Pseudochromis dixurus ist einer von insgesamt derzeit etwa 57 Arten, welche die Gattung Pseudochromis präsentieren (Frische 2002). Es muß allerdings abgewartet werden, wie sich die Zahl der Arten aus der Gattung Pseudochromis künftig summieren wird, da Gill & Tanaka derzeit an einer Revision der Familie Pseudochromidae arbeiten (schriftl. Mittlg. Gill).

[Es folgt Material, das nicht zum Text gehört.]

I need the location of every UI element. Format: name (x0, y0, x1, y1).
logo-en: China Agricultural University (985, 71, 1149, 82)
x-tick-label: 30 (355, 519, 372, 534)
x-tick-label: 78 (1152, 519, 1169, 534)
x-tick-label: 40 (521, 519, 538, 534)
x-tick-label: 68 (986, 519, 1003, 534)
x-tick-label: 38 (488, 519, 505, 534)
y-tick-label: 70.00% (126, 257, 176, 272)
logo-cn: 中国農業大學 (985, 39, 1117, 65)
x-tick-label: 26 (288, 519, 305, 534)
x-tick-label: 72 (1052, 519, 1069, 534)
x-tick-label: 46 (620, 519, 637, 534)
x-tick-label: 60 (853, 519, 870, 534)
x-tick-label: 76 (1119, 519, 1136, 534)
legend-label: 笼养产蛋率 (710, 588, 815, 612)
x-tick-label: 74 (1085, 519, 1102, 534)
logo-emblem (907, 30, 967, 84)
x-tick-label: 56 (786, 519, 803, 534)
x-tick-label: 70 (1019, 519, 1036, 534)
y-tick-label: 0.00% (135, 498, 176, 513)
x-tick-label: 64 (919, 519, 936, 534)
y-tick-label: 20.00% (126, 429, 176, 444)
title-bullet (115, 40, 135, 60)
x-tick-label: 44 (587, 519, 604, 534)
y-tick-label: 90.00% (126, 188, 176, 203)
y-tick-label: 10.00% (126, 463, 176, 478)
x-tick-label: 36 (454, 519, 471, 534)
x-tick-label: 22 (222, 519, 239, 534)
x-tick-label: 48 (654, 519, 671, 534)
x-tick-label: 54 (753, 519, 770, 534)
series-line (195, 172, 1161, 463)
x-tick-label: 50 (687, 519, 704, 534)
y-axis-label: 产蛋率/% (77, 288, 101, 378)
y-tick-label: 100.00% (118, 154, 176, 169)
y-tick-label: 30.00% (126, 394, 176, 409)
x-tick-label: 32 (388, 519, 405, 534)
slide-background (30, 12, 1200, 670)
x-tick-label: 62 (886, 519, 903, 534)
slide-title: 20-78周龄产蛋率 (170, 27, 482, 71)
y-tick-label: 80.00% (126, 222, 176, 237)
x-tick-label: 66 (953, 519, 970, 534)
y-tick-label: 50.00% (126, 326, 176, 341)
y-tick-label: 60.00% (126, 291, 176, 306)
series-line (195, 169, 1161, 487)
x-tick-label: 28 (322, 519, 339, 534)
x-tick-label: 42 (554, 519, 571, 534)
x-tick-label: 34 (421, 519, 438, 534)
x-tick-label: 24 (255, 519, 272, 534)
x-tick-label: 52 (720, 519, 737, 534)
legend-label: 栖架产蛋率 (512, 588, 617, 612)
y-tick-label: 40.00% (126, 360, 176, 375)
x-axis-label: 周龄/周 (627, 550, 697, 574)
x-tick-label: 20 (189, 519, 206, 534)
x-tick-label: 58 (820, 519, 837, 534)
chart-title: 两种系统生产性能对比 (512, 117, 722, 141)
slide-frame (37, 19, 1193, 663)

Pseudochromis dixurus gelangte über einen Rot Meer-Import nach Deutschland. Viele Vertreter aus der Gattung Pseudochromis leben dort als Endemiten. Der bis 9 cm lang werdende Pseudochromis dixurus (englischer Trivialname: Forktail dottyback) allerdings findet sich auch im westlichen Indik beheimatet. In Tiefen zwischen 5 und 60 Metern führt die Art eine eher versteckte Lebensweise und gelangt wohl auch deshalb nur sporadisch in den Fachhandel.
Die aquaristische Pflege gestaltet sich ähnlich allen Vertretern aus dieser Gattung. Die Nahrungsaufnahme erfolgt bereitwillig und es wird alles gefressen, was als solches erkennbar ist. Dies schließt die handelsüblichen Trockenfuttersorten ein. Wie alle Pseudochromiden handelt es sich bei Pseudochromis dixurus um einen protogynen Hermaphroditen der demersale Eier ablegt. Die Geschlechter sind phänotypisch nicht zu unterscheiden. Die Art ist nach eigenen Beobachtungen nicht so aggressiv wie beispielsweise Pseudochromis diadema. Diese Aussage sollte allerdings nicht darüber hinweg täuschen, dass der Fisch keinem Streit aus dem Weg geht und Neuzugänge in der ersten Zeit immer wieder attackiert, bis diese das Revier von Pseudochromis dixurus respektieren.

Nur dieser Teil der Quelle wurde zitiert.